Desde sempre os seres humanos não aceitaram os seus limites, provas sobre isso não nos faltam, nos primórdios segundo a mitologia grega Prometeu roubou o fogo que era propriedade exclusiva dos deuses do Olimpo, desde então a luta não para, o ser humano buscando transpor todas as barreiras, hoje em pleno século XXI uma corrente chama a atenção de uma parcela considerável da humanidade. Chama-se Transumanismo: seus defensores projetam esperanças infindáveis de que logo teremos uma nova criação que em muito superará os atuais seres humanos. Tais idealizadores tentam mesclar todo tipo de intervenção no humano, indo da memória ao comportamento, da parte física até a criação de ciborgues; numa visão bem sucinta o Transumanismo levanta sérias questões de como tal feito será implementado e quem de fato terá tudo isso e muito mais ao seu inteiro dispor.
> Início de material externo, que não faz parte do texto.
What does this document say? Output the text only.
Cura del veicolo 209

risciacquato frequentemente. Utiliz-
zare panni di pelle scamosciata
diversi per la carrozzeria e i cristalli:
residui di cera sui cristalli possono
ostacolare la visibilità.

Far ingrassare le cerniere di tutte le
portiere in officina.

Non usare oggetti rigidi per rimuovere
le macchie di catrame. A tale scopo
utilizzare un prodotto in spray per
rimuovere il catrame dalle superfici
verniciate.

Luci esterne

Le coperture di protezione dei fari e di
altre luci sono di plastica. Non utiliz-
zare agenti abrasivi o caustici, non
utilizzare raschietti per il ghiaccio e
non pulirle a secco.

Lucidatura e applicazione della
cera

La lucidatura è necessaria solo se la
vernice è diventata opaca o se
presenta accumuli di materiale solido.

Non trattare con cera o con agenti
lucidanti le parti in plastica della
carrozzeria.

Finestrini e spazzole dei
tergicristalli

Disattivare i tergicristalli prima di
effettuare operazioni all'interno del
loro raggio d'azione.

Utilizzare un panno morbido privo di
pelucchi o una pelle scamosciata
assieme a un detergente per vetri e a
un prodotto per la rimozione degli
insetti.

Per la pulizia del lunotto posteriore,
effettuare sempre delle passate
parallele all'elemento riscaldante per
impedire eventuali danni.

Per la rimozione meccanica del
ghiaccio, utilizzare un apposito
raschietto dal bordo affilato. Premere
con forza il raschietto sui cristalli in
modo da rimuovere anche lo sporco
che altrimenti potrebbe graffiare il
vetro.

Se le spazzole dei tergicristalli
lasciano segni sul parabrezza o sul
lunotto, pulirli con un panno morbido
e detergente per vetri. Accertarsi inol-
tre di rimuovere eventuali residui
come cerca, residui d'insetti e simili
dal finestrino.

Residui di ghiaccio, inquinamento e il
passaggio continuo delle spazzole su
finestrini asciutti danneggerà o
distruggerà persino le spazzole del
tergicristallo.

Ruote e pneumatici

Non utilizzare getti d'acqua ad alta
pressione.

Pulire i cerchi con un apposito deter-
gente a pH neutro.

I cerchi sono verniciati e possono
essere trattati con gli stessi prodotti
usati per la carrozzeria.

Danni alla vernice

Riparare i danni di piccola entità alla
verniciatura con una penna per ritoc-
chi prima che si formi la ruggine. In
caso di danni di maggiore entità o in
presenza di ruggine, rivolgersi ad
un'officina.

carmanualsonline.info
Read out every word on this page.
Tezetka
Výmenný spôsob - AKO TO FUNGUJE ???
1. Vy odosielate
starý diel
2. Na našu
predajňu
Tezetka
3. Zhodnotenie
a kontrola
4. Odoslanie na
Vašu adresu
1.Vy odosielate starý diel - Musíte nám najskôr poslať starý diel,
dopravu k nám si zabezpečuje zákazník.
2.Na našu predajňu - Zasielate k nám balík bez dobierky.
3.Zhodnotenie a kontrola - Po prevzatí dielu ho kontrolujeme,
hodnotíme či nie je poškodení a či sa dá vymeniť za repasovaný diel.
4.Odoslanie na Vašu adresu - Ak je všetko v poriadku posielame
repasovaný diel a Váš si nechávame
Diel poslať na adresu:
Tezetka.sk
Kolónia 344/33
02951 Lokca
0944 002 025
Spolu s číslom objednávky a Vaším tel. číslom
Ao lado do Transumanismo, estão girando centenas de outras questões que poderão vir a sofrer impactos de níveis variados, entre esses podemos citar o mundo do trabalho, a saúde, o direito, a mobilidade, a educação, sem deixar de lado o meio ambiente; um cenário de alta complexidade que vem se desenhando deixando muitos pontos de interrogação pelo caminho. Muitos se questionam sobre a eficácia de um melhoramento humano, pois o preço a ser pago ainda nos é desconhecido, hoje sabemos que nem tudo está de fato disponível a todos, sabemos apenas uma ínfima parte do que realmente ocorre; o que está em jogo no futuro do ser humano é sua vida, sua liberdade, bem como a sua consciência como ser vivente numa comunidade, ao se deixar guiar por tentativas de melhoramento, poderá estar assinando um cheque em branco com consequências que lhe escapam ao primeiro olhar.
Bioeticamente, não podemos viver sob o império do medo como querem alguns, temos muitos e bons motivos para ficarmos em alerta, os tempos atuais não são piores nem melhores do que os de outrora; é sim uma época especial para todos, nela não há nenhuma neutralidade como pensam alguns por um viés embaçado; amanhã Glasgow poderá infelizmente ficar apenas na memória e na lista de mais um capítulo recheado de belas e vazias intenções, aumentando assim nossas já grandes vulnerabilidades. Estar de modo remoto numa situação que exige a presença física, não será de grande ajuda, pelo contrário poderá ser um fardo insuportável; nesse momento em qualquer parte do mundo alguém está precisando da nossa ajuda, está necessitando de um prato de comida ou de um emprego, estão mais empenhados em sobreviver do que saber sobre a próxima viagem à Lua. Nossa civilização será julgada futuramente, isso é certo, assim como nós fazemos com outras épocas, bom seria se tal julgamento fosse positivo, isto é, que fizemos algo de bom.
Rosel Antonio Beraldo, mora em Verê-PR, é Mestre em Bioética pela PUCPR, Graduado em Teologia pelo ISTA-BH e Especialista em Filosofia pela PUC-PR; Anor Sganzerla, de Curitiba-PR, é Doutor e Mestre em Filosofia, Graduado em Teologia pelo Instituto Teológico São Paulo, é professor titular de Bioética na PUCPR.